"I wouldn't take 'em," the girl said rising, "you know I wouldn't, Jack; you know I never take presents from you."
"I know, lass, I know. We'll suppose you wouldn't take it, but you wouldn't be angered, would you?"
"I should be angered that you had spent money foolishly," the girl said after a pause, "when you knew I shouldn't take it, but I couldn't be angered any other way."
"Well, but if I were to buy you a hat and a jacket and a gown."

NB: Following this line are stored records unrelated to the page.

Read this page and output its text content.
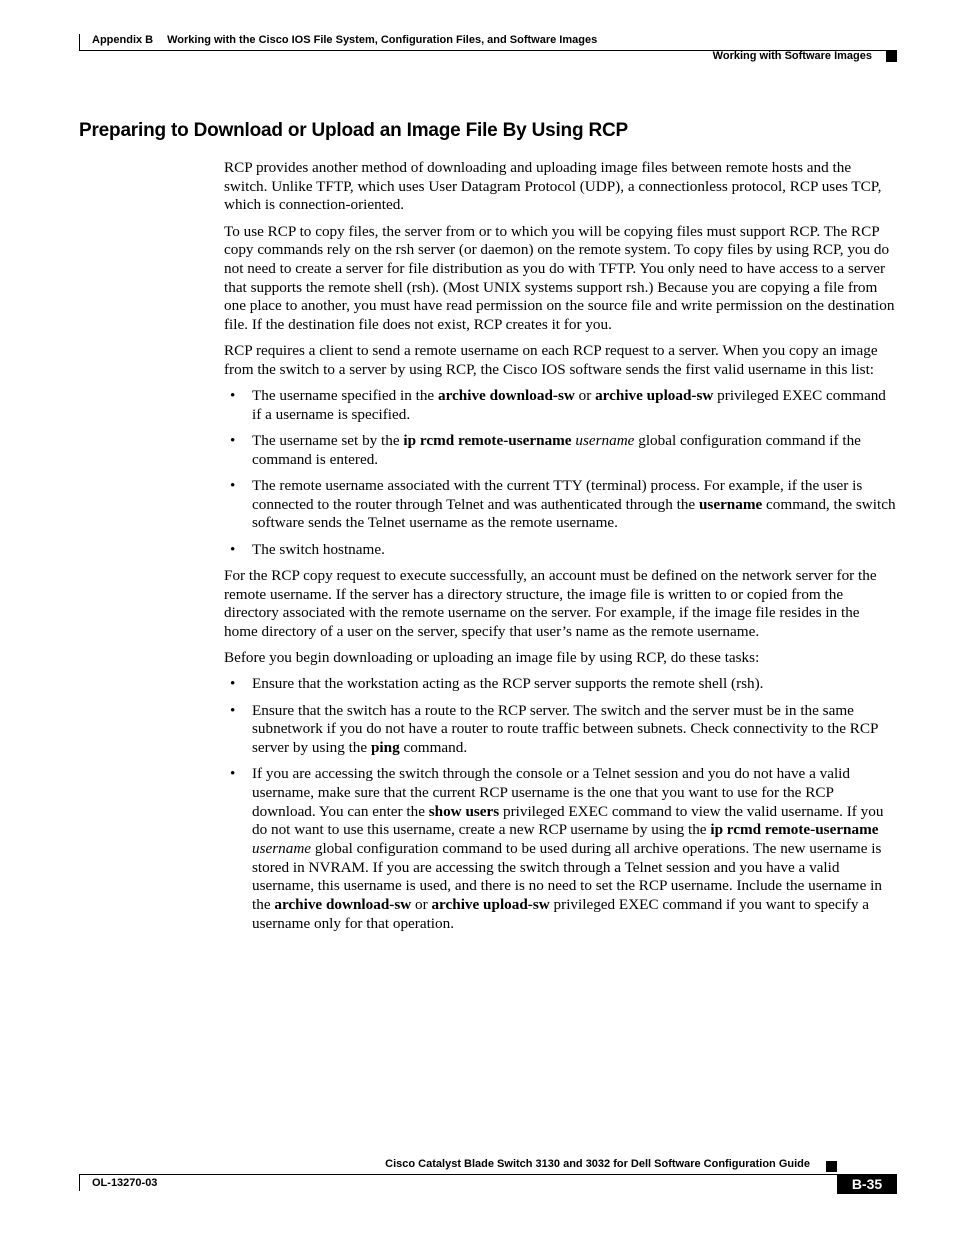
Appendix B Working with the Cisco IOS File System, Configuration Files, and Software Images
Working with Software Images
Preparing to Download or Upload an Image File By Using RCP

RCP provides another method of downloading and uploading image files between remote hosts and the switch. Unlike TFTP, which uses User Datagram Protocol (UDP), a connectionless protocol, RCP uses TCP, which is connection-oriented.

To use RCP to copy files, the server from or to which you will be copying files must support RCP. The RCP copy commands rely on the rsh server (or daemon) on the remote system. To copy files by using RCP, you do not need to create a server for file distribution as you do with TFTP. You only need to have access to a server that supports the remote shell (rsh). (Most UNIX systems support rsh.) Because you are copying a file from one place to another, you must have read permission on the source file and write permission on the destination file. If the destination file does not exist, RCP creates it for you.

RCP requires a client to send a remote username on each RCP request to a server. When you copy an image from the switch to a server by using RCP, the Cisco IOS software sends the first valid username in this list:

• The username specified in the archive download-sw or archive upload-sw privileged EXEC command if a username is specified.
• The username set by the ip rcmd remote-username username global configuration command if the command is entered.
• The remote username associated with the current TTY (terminal) process. For example, if the user is connected to the router through Telnet and was authenticated through the username command, the switch software sends the Telnet username as the remote username.
• The switch hostname.

For the RCP copy request to execute successfully, an account must be defined on the network server for the remote username. If the server has a directory structure, the image file is written to or copied from the directory associated with the remote username on the server. For example, if the image file resides in the home directory of a user on the server, specify that user’s name as the remote username.

Before you begin downloading or uploading an image file by using RCP, do these tasks:

• Ensure that the workstation acting as the RCP server supports the remote shell (rsh).
• Ensure that the switch has a route to the RCP server. The switch and the server must be in the same subnetwork if you do not have a router to route traffic between subnets. Check connectivity to the RCP server by using the ping command.
• If you are accessing the switch through the console or a Telnet session and you do not have a valid username, make sure that the current RCP username is the one that you want to use for the RCP download. You can enter the show users privileged EXEC command to view the valid username. If you do not want to use this username, create a new RCP username by using the ip rcmd remote-username username global configuration command to be used during all archive operations. The new username is stored in NVRAM. If you are accessing the switch through a Telnet session and you have a valid username, this username is used, and there is no need to set the RCP username. Include the username in the archive download-sw or archive upload-sw privileged EXEC command if you want to specify a username only for that operation.
Cisco Catalyst Blade Switch 3130 and 3032 for Dell Software Configuration Guide
OL-13270-03	B-35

"You dare not," the girl said passionately, her face flushed scarlet; "you dare not, Jack."
"No," Jack said consciously, "I know I dare not, though I should like to; but why don't I dare?"
"Because it would be an insult, a gross insult, Jack, and you dare not insult me."
"No lass, I darena; but why should it be an insult? that's what I canna make out; why wouldn't it be an insult to offer you a gold brooch worth three or four pounds, and yet be an insult to offer you the other things? what's the difference?"
Nelly had calmed down now when she saw that the question was a hypothetical one, and that Jack had not, as she at first supposed, bought clothes for her.
She thought for some time. "I suppose, Jack, the difference is this. It's the duty of a girl's father and mother to buy fit clothes for her, and if they don't it's either their fault, or it's because they are too poor. So to give clothes is an interference and a sort of reproach. A brooch is not necessary; it's a pretty ornament, and so a lad may give it to his lass wi'out shame."